A silk stock was slipped around her eyes. Still half asleep, she rolled over and he snaked a scarf around her wrists and anchored her beneath him.

‘Imagine I’ve gone away,’ he whispered as she lay enveloped in darkness. ‘Imagine you’re all on your own here.’

His fingers worked around her nipples, his breath between her legs. ‘Imagine I’m another man, coming in here, finding you tied up like this.’
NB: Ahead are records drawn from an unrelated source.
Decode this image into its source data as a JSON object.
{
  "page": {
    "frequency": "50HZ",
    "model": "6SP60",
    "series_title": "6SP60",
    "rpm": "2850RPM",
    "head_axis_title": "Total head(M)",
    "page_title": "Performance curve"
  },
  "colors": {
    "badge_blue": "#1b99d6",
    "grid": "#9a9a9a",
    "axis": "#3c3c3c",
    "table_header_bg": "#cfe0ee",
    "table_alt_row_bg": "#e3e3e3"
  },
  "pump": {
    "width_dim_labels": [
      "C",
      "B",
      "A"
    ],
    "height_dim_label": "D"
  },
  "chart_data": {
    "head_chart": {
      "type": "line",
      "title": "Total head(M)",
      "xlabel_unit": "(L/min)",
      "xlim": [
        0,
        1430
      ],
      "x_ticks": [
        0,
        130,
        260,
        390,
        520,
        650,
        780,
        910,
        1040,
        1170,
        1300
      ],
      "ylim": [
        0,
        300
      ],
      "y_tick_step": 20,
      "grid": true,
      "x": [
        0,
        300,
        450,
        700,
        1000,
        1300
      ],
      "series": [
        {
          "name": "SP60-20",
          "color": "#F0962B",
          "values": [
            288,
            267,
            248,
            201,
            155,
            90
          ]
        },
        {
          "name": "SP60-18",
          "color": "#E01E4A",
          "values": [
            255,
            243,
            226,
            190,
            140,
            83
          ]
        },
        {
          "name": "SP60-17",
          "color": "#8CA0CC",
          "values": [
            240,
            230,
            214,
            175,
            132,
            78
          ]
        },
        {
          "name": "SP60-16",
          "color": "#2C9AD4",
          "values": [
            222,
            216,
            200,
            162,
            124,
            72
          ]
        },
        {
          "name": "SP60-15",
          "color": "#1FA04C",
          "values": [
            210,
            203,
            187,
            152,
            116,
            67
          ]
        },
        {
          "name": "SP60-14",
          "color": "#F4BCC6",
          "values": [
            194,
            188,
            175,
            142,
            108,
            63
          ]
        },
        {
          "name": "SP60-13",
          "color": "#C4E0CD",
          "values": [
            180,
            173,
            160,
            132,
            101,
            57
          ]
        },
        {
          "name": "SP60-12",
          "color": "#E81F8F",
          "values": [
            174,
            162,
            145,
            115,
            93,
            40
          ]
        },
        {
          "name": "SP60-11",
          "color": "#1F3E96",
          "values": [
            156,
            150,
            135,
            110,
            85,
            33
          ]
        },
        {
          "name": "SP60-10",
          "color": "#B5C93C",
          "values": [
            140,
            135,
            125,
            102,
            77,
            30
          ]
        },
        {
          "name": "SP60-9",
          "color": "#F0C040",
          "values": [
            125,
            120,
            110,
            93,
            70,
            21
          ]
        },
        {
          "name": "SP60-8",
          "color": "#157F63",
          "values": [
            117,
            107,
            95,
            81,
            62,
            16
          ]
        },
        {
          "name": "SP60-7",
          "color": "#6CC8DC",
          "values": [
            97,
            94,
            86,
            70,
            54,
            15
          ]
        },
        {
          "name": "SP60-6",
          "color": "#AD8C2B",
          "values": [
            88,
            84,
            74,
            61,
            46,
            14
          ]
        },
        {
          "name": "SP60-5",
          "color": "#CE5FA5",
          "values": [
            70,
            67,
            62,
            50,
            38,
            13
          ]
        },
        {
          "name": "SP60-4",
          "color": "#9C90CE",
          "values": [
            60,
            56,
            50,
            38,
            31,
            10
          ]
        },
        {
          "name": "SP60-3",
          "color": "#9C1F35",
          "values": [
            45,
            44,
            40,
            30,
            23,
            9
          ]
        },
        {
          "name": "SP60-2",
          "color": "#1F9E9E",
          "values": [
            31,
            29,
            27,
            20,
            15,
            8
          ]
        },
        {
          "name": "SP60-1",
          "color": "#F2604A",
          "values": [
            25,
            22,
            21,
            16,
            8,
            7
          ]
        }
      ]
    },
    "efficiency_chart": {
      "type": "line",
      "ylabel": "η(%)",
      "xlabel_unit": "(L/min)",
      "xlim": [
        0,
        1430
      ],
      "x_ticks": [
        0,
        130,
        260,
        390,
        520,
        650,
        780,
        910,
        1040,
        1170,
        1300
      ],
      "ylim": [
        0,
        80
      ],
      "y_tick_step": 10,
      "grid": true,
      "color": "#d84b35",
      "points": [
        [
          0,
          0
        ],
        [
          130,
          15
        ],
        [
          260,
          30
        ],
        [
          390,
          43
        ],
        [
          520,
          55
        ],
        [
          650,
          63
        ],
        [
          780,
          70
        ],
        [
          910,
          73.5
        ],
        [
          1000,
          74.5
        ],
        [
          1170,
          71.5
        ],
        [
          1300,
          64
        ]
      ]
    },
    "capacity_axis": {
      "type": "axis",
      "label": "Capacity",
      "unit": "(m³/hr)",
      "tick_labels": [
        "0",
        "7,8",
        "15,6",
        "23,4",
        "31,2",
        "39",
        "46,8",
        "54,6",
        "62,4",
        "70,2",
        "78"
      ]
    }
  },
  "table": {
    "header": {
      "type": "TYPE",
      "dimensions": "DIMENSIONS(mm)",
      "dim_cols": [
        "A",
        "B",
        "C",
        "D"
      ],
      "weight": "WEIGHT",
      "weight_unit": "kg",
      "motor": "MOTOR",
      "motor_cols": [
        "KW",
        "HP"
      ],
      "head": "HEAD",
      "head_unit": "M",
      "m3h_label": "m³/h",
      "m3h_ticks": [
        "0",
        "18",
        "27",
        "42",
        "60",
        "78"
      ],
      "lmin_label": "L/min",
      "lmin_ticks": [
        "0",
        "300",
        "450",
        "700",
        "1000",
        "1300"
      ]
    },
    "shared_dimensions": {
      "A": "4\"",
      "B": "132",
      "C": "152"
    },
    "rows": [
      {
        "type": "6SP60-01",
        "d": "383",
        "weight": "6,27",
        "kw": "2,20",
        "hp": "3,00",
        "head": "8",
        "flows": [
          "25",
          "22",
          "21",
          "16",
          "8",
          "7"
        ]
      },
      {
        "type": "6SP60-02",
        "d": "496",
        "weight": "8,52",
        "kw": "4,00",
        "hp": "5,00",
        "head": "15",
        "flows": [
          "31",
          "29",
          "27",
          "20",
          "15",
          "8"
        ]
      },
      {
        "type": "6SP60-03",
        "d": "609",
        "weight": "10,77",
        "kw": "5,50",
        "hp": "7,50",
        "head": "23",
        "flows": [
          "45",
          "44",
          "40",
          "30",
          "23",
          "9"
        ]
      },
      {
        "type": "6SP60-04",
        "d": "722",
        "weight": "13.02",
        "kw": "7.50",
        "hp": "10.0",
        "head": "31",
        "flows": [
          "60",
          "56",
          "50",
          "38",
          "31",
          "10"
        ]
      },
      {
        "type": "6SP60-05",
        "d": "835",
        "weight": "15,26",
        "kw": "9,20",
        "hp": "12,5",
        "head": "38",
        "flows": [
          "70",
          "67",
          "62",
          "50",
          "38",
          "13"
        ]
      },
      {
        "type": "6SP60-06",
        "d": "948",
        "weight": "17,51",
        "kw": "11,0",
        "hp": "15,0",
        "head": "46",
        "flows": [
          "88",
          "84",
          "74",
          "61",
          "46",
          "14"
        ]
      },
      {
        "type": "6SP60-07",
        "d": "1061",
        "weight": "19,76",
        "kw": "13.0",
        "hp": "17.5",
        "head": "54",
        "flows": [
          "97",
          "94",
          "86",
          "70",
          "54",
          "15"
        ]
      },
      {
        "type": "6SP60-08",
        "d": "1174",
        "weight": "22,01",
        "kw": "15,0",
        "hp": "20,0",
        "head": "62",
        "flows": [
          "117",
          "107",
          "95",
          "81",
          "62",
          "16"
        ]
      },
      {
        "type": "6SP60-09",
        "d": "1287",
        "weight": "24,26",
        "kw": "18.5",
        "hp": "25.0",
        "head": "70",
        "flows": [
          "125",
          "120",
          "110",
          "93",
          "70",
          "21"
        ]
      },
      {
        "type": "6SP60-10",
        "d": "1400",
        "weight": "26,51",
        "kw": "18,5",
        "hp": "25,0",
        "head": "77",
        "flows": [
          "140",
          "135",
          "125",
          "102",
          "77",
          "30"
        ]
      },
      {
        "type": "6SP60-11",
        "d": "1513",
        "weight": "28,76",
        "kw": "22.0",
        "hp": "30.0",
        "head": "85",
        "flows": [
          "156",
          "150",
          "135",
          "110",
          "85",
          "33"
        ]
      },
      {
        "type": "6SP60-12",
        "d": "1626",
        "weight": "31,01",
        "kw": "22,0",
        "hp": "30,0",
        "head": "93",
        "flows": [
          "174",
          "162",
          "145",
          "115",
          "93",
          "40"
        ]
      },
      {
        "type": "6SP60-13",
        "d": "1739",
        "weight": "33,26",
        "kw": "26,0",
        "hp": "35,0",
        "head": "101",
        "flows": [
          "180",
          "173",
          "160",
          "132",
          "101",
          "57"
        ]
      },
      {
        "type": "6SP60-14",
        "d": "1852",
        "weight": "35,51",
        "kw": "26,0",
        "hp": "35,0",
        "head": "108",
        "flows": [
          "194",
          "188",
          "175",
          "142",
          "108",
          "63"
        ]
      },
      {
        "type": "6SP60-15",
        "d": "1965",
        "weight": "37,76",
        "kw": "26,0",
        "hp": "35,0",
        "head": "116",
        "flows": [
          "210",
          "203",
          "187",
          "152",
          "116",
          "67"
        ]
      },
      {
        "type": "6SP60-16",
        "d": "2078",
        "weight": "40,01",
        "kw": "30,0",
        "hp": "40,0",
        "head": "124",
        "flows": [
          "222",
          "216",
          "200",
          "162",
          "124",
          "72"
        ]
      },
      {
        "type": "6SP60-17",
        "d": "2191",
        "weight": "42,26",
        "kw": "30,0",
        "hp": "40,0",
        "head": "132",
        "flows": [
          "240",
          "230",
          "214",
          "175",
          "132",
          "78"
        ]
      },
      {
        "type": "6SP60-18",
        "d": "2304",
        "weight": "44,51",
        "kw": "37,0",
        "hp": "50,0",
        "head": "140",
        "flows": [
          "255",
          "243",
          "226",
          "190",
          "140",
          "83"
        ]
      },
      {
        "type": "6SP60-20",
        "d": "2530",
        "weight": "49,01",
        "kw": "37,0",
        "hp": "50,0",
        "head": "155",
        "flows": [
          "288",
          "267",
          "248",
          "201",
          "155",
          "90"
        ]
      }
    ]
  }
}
She really didn’t like where this was going, especially the way her nipples and clitoris had hardened to bullets, along with the shortened breath and hot flush creeping down her chest.

‘Imagine I start to taste you,’ – his hot breath traced her labia – ‘start to claim this beautiful body for myself.’

‘Untie me!’ she demanded, knowing she’d climax at any moment if he didn’t.

‘Not before you come.’

‘Untie me, Hugo!’

‘Shh. You’ll wake the kids.’

‘Then you’d better do as I say.’

He untied her wrists and she ripped off the blindfold to find herself looking straight into his accusing eyes, mistrust etched in every line of his face. It wasn’t a look Tash cared to dwell on. Barely pausing to think, she blindfolded him.

‘Imagine you’re all on your own …’ she started, fighting not to giggle nervously.